Hopefully you see that the differential equation you had before led to a different time constant.

But now look at that result for i(t) and ask if it makes sense. The first term is Vs/R which is a current. That's good. But the second term is just a number and it is a number that starts at 1 and then decays to zero. Does that make sense? To be more blunt, at t=0 you are saying that the current is

$
i(t=0) \; = \; \frac{V_s}{R} + 1
$

and after a long time you are saying that

$
i(t=\infty) \; = \; \frac{V_s}{R}
$

Do either of those make sense?

15. ### WBahn Moderator

Mar 31, 2012
17,743
4,795
I strongly recommend that you take the time to solve this differential equation for yourself instead of relying on what your book says the answer is. It's one thing to rely on a provided form of the solution WHEN you fully understand WHERE that form comes from. It's quite another to just accept it because it's there.

Jun 20, 2015
6
0
It makes sense only assuming that V_s = 0. I think this is true BECAUSE the voltage source is DISCONNECTED when the switch is open. In other words, The solution to the diff eq stems from the fact that it was an RL circuit, connected to a DC voltage source. Because the source is disconnected when the switch opens, V_s is zero. Is this the right?

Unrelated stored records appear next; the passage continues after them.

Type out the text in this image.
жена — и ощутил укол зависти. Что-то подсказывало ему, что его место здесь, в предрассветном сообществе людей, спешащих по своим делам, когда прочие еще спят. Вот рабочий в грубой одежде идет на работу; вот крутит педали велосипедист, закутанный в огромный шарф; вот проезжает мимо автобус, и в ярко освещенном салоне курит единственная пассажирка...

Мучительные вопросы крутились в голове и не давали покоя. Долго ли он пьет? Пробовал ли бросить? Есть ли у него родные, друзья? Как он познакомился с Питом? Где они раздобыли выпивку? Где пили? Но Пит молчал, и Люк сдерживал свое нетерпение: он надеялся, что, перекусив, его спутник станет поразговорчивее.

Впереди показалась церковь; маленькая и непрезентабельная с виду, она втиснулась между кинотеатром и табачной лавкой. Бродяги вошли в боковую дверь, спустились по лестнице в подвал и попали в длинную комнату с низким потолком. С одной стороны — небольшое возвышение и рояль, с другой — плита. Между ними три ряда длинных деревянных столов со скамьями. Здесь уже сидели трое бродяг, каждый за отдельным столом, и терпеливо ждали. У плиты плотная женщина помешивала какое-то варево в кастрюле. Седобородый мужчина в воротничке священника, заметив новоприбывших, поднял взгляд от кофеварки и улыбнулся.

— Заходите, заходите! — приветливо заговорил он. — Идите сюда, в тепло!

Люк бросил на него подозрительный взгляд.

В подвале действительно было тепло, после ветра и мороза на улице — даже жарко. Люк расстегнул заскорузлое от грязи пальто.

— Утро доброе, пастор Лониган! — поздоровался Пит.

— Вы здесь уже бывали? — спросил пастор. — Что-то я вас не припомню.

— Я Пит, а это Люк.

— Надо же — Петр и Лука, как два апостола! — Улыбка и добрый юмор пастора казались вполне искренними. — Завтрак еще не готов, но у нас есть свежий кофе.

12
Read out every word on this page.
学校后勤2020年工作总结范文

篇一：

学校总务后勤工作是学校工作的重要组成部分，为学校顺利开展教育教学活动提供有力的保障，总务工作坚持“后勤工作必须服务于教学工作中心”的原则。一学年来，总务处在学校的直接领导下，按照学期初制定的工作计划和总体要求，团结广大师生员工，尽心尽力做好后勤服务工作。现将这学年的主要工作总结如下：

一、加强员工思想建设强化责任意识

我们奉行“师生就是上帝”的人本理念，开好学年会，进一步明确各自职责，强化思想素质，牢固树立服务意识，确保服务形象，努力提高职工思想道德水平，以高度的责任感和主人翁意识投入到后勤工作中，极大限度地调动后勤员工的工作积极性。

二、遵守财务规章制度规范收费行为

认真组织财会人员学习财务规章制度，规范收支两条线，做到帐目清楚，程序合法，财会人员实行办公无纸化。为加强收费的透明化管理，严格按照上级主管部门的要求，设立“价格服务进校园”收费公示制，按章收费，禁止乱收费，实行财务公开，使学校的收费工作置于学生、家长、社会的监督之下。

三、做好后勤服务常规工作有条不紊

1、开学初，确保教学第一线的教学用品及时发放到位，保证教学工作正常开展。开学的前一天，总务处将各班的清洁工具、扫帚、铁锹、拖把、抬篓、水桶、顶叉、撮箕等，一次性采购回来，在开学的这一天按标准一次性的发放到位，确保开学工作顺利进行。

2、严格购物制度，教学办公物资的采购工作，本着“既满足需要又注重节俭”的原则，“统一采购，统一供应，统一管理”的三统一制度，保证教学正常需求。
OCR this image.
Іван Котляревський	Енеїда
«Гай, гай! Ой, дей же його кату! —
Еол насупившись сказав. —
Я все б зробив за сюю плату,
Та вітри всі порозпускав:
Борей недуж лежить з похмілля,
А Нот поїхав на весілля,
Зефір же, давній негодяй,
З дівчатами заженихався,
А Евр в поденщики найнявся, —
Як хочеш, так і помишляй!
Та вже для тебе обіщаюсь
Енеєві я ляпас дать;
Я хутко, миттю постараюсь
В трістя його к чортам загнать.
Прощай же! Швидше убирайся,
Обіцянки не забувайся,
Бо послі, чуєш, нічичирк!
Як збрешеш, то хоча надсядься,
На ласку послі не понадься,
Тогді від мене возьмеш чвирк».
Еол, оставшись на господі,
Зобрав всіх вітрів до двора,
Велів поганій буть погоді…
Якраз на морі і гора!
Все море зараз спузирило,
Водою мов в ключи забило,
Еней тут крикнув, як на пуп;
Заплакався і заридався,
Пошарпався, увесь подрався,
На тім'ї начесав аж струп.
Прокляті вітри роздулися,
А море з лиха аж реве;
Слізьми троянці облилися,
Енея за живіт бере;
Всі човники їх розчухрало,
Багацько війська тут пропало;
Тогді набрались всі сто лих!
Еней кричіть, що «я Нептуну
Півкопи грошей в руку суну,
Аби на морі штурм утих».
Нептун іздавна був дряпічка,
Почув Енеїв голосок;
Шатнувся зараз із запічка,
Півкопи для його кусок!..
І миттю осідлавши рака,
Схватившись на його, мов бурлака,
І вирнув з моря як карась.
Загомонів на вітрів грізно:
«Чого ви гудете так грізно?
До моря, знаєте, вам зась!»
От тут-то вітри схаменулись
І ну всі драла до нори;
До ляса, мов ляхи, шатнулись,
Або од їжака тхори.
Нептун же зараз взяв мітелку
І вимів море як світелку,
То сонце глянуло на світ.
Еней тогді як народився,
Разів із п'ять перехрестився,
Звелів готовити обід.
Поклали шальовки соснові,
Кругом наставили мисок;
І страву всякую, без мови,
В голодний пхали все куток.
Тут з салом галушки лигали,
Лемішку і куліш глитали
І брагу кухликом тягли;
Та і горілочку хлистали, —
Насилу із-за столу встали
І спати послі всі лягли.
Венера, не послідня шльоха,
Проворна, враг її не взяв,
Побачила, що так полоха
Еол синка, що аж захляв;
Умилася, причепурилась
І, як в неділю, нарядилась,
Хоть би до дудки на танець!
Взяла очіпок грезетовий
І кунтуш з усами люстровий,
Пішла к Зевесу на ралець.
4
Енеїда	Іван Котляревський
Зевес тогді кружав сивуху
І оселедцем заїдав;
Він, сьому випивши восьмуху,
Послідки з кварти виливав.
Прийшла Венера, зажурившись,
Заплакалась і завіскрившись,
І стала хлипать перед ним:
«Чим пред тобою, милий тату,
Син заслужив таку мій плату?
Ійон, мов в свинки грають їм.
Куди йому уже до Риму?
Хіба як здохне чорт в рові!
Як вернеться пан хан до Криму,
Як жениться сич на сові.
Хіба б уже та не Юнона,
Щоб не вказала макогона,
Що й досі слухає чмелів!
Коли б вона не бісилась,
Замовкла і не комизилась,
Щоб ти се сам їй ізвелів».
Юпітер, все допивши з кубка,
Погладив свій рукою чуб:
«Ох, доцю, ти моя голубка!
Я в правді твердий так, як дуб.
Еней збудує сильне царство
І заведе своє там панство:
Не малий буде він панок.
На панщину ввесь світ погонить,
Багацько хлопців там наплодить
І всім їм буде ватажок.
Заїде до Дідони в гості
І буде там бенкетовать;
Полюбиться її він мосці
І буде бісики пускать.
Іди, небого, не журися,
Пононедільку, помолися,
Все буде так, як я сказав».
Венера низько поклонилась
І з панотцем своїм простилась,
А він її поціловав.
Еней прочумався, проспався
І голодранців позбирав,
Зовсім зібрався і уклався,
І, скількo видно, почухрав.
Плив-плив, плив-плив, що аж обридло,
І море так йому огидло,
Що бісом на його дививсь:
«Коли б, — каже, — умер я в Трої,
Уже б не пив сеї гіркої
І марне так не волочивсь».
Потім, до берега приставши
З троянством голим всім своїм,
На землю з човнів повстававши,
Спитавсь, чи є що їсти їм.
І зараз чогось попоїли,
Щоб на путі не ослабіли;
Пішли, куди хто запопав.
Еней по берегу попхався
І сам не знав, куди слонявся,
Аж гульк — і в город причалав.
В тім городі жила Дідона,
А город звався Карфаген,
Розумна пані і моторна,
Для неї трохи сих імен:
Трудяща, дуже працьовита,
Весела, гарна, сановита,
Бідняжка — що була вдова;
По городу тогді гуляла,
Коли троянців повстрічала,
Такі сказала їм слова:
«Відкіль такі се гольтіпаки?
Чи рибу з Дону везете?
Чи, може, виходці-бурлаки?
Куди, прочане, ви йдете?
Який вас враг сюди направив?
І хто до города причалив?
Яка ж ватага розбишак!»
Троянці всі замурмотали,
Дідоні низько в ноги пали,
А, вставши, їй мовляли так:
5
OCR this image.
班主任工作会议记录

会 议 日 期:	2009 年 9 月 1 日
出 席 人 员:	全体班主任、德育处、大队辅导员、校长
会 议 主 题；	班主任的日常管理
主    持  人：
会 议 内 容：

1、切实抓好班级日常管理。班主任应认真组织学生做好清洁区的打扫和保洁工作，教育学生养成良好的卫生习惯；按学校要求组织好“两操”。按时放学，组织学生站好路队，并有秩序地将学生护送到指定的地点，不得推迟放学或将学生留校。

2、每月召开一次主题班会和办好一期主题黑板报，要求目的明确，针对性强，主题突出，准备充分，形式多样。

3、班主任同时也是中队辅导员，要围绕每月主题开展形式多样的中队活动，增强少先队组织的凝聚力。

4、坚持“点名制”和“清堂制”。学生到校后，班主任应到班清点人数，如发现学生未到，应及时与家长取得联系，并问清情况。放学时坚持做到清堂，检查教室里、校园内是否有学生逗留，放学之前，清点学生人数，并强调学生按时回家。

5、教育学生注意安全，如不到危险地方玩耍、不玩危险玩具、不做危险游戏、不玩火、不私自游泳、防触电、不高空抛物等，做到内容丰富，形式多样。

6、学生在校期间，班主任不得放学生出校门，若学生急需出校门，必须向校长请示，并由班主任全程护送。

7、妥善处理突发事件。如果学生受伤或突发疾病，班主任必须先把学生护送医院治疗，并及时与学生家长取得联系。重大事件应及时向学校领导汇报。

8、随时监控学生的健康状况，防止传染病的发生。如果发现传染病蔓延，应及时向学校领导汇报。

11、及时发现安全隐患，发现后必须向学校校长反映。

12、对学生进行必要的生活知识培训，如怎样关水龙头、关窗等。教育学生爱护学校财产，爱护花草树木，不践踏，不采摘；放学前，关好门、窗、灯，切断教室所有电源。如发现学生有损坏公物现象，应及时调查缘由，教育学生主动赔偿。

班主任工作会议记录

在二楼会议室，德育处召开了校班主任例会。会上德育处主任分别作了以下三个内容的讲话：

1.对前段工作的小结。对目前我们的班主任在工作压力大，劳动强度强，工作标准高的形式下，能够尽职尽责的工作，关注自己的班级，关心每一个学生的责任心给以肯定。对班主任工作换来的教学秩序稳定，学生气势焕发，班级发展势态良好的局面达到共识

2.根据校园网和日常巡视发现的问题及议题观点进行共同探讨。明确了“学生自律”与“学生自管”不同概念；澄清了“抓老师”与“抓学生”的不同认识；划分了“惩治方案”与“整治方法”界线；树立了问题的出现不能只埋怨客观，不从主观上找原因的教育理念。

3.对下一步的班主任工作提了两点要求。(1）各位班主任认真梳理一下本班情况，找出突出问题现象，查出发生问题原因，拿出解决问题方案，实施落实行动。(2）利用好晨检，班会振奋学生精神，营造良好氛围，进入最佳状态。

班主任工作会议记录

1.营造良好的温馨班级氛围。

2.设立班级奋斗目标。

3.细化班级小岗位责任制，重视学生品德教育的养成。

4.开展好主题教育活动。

When V_s = 0, the current going through i(t=0) will be 1 A. I assume there is a current of +1 A because the inductor is a "voltage source" because it stores magn. energy. Ohm's Law relates the voltage of this inductor with the current passing through the circuit. As t reaches infinity, the energy stored in the inductor will be dissipated by the resistors, causing the inductor to lose all its energy, and thus providing no voltage. Ohm's Law affirms that no voltage = no current. Thus i(t=inf) = V_s/R = 0/R = 0.

17. ### WBahn Moderator

Mar 31, 2012
17,743
4,795
It doesn't make sense at all! The 1 is NOT a current! You CAN NOT add 1 to a Vs/R. You can only add quantities that have the same units. If your work results in an expression that would add two quantities that do not have the same units, then you KNOW that your results are wrong!

18. ### Feng Yu New Member

Jun 20, 2015
5
0
When t<0,i1=12/12=1 A
Since the i1 is the current of the L, i1 (t<0) = i1 (t=0+)
When t>0 ,i1=0. find the time constant =2/(12+6)=1/9
Then you can write,(i1 (t=0+)- 0)*exp(-t/(1/9)) + 0 = 1*exp(-9t)
----------------------
when the moment switch open(t=0+),the inductor could be regarded as a current generator with current =i1,and i1 = -i2.
when t tends to infinity(t>0),i1 becoms smaller and smaller,but you always have i1=-i2.

19. ### Ramussons Active Member

May 3, 2013
557
92
So you have a spark at the switch points @ t=0.

20. ### WBahn Moderator

Mar 31, 2012
17,743
4,795
Why would there be a spark? The inductor has not been open-circuited.

LOOK AT THE DIAGRAM!!!!

The currents i1 and i2 are defined to be in OPPOSITE DIRECTIONS!!!!!!!!!

BOTH i1 and i2 are flowing AWAY from the top center node!

APPLY KCL to that node when the switch is open.

i1 + i2 = 0

That means that

i1 = -i2

This is VERY different than i1 = i2. Like I said in Post #2, minus signs matter!